How Many Bubble Packs?

The number of bubble packs depends on how big the area is that we want to protect.
For areas bigger than half an acre (that’s like half a football field), we use 30 bubble packs per acre. Imagine each bubble pack as a little soldier guarding the trees!

Where to Put Them?

Strategic Locations: We attach these bubble packs to trees, snags (which are dead trees), shrubs, or even fence posts.
The best height for them is between 6 and 8 feet above the ground.
It’s like hanging birdhouses – we want them at just the right height!

Spacing Matters:

Even Distribution: If the area is smaller than 2 acres, we spread out the bubble packs evenly around the edges.
Imagine drawing dots around the edge of a circle – that’s how we place them.
For larger areas, a combined approach is recommended:

Around the Perimeter: Place bubble packs around the edges.
Parallel Lines: Distribute them in parallel lines across the whole treatment zone.

Maintain a spacing of approximately 15 to 20 feet between each bubble pack. Alternatively, you can create a grid pattern with a spacing of 38 feet between bubble packs.

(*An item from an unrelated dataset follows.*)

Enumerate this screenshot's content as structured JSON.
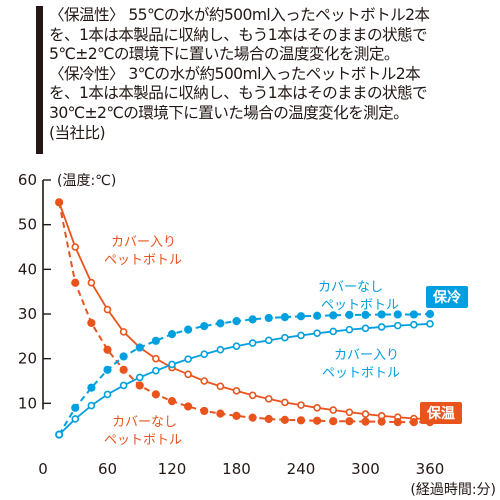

It’s like making a grid on a piece of paper!

Extra Protection:
To be extra safe, we extend the bubble packs 30 feet beyond the area we’re treating.

It’s like having a safety buffer around your favorite game – just in case!

Remember:

These bubble packs are like secret weapons for our pine trees. They stay active all season long! If there’s a beetle invasion (kind of like a bug party), we might need to use them again next year.